Sadly, he retired (well into his 70’s; I suspect he is NOT enjoying it!) so I now have to “adapt” a new PCP to being more actively involved in my care (I assume most doctors have the attitude that patients don’t really engage in their care so why should they make an extra effort?)
OK, this is the first example in this thread where I, a person whose degrees are all in English literature, understand exactly why it’s wrong
More seriously, from a college professor’s perspective: there are a lot of perverse incentives that keep institutions from gate-keeping as much they should. If you’re adjunct / otherwise non-tenured faculty, you can lose your job if students give you low enough ratings on their end-of-semester evaluation forms (and even if you’re tenured, having to deal with a bunch of grade complaints is a pain in the butt). You’re seldom observed by other faculty, and only rarely is there any systematic attempt to track how students who take courses with a particular instructor do in follow-up courses, let alone in the working world, so it’s tempting to be less rigorous than you ought to be. Moreover, the college wants to retain students and their tuition, so near-unlimited second chances are usually built into the system; and, if the student is engaging in academic cheating and not just general fecklessness, the burden of proof is very high. (As it should be – you don’t want someone to be kicked out of school because they’re simply better at what they do than most students at their level, or because their roommate copied their work unbeknownst to them.)
All of those pressures get amped waaaay up if the student happens to be an athlete in a sport that the school is known for, and while most of those students get funnelled into some major other than electrical engineering, tutoring-that-is-really-cheating-assistance is a thing that can happen in almost all programs of study.
I am not familiar with this practice (“school” is pretty far in the rear view mirror).
Does this mean these “forms” are dispensed in the final session of each class? And, processed after the class has ended?
How is anonymity maintained? I.e., why would I want to be perfectly candid about my experience if I might encounter the same instructor in my NEXT class?
Why would the university act on these subjective evaluations WITHOUT folks standing by their comments? (“face your acusers”)
How can this practice be seen as improving the quality of the school’s “product”?
When I was hired by a airplane manufacturer 40 years ago, we all noticed that all of us engineers had put some variation of “likes to work on cars” as one of our interests on the resumes. We figured the department director specifically looked for that. And I think he was right to pick that - almost everyone hired then is still working here and are good contributors and knows their shit.

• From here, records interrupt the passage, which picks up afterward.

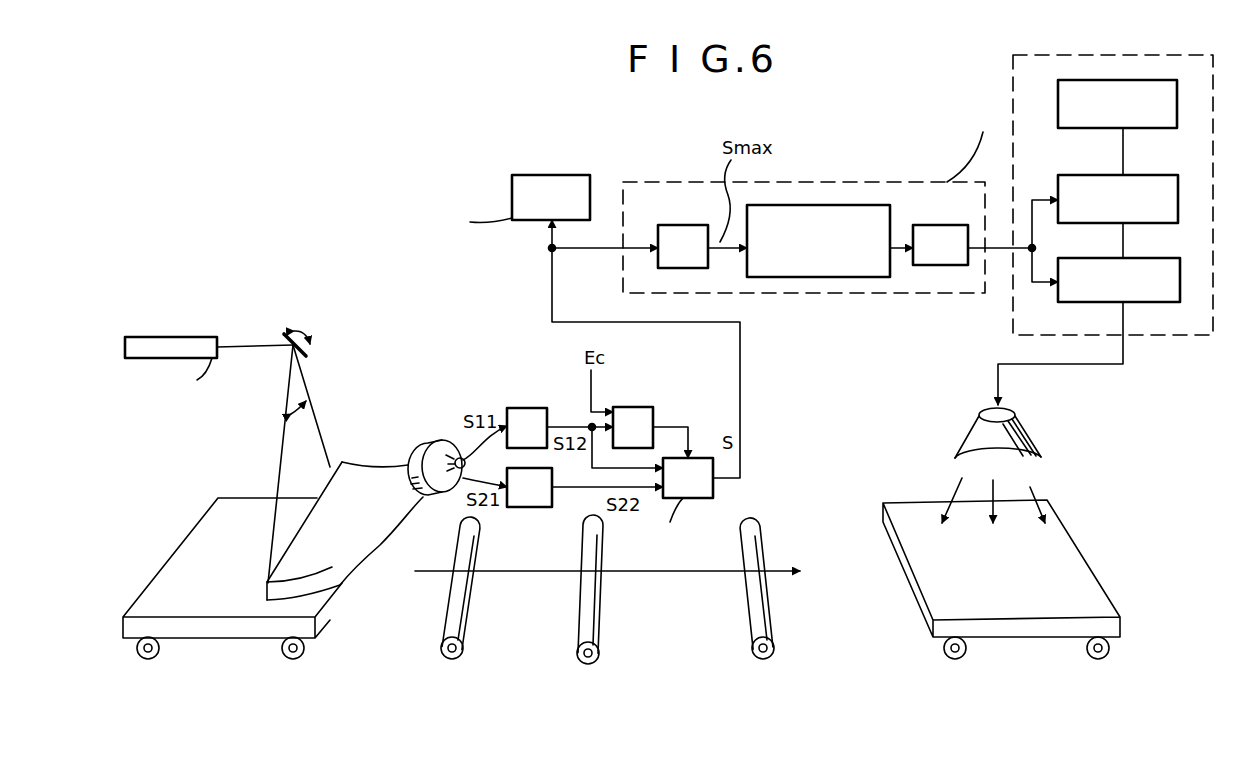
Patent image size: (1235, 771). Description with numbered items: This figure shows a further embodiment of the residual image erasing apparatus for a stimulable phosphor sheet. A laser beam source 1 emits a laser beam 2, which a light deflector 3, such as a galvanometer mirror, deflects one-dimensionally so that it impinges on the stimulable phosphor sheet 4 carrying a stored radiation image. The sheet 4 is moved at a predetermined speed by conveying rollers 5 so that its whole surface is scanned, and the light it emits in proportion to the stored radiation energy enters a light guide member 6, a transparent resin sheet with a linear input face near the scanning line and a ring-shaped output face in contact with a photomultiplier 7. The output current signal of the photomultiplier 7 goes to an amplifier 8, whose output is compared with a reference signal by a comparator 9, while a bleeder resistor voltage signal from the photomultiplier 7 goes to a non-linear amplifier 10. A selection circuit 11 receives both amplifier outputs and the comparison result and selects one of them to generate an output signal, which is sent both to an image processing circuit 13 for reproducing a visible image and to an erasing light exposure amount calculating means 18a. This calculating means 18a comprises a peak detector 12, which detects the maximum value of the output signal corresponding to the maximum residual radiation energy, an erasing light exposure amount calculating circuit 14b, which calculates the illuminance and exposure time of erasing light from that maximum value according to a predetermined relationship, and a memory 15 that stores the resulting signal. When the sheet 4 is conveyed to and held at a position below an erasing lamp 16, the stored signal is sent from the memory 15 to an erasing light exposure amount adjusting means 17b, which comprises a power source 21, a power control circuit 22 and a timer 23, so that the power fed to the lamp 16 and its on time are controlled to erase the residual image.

The laser beam source 1 is at (172, 338).
The laser beam 2 is at (237, 345).
The light deflector 3 is at (287, 333).
The stimulable phosphor sheet 4 is at (182, 553).
The conveying rollers 5 is at (159, 652).
The light guide member 6 is at (362, 482).
The photomultiplier 7 is at (438, 446).
The amplifier 8 is at (518, 408).
The comparator 9 is at (640, 407).
The non-linear amplifier 10 is at (538, 507).
The selection circuit 11 is at (705, 498).
The peak detector 12 is at (680, 225).
The image processing circuit 13 is at (546, 175).
The erasing light exposure amount calculating circuit 14b is at (828, 205).
The memory 15 is at (932, 225).
The erasing lamp 16 is at (1046, 449).
The erasing light exposure amount adjusting means 17b is at (1013, 75).
The erasing light exposure amount calculating means 18a is at (912, 182).
The power source 21 is at (1150, 128).
The power control circuit 22 is at (1157, 223).
The timer 23 is at (1160, 302).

Nowadays, they’re mostly done online, but in my experience when they’ve been done on paper, the instructor hands them out during one of the classes near the end of the semester and then leaves the room while the students fill them out. Then one of the students collects them and takes them to the academic office.
But, are they anonymous? Or, do they rely on the notion that the “academic office” will maintain their privacy?
And, if anonymous, how can they (institution) give them any credibility? If you have to defend your OPINIONS, you tend to consider them a lot more carefully.
It seems like collecting them at the end of your education would be a better approach – they can identify their authors and still protect them from recriminations. The school could contact those authors afterwards to address comments from the teachers responding to their comments – if you choose not to defend them, then they are discarded.
Dunno. Above my pay grade but this seems far to easy to abuse and contrary to the assumed goals.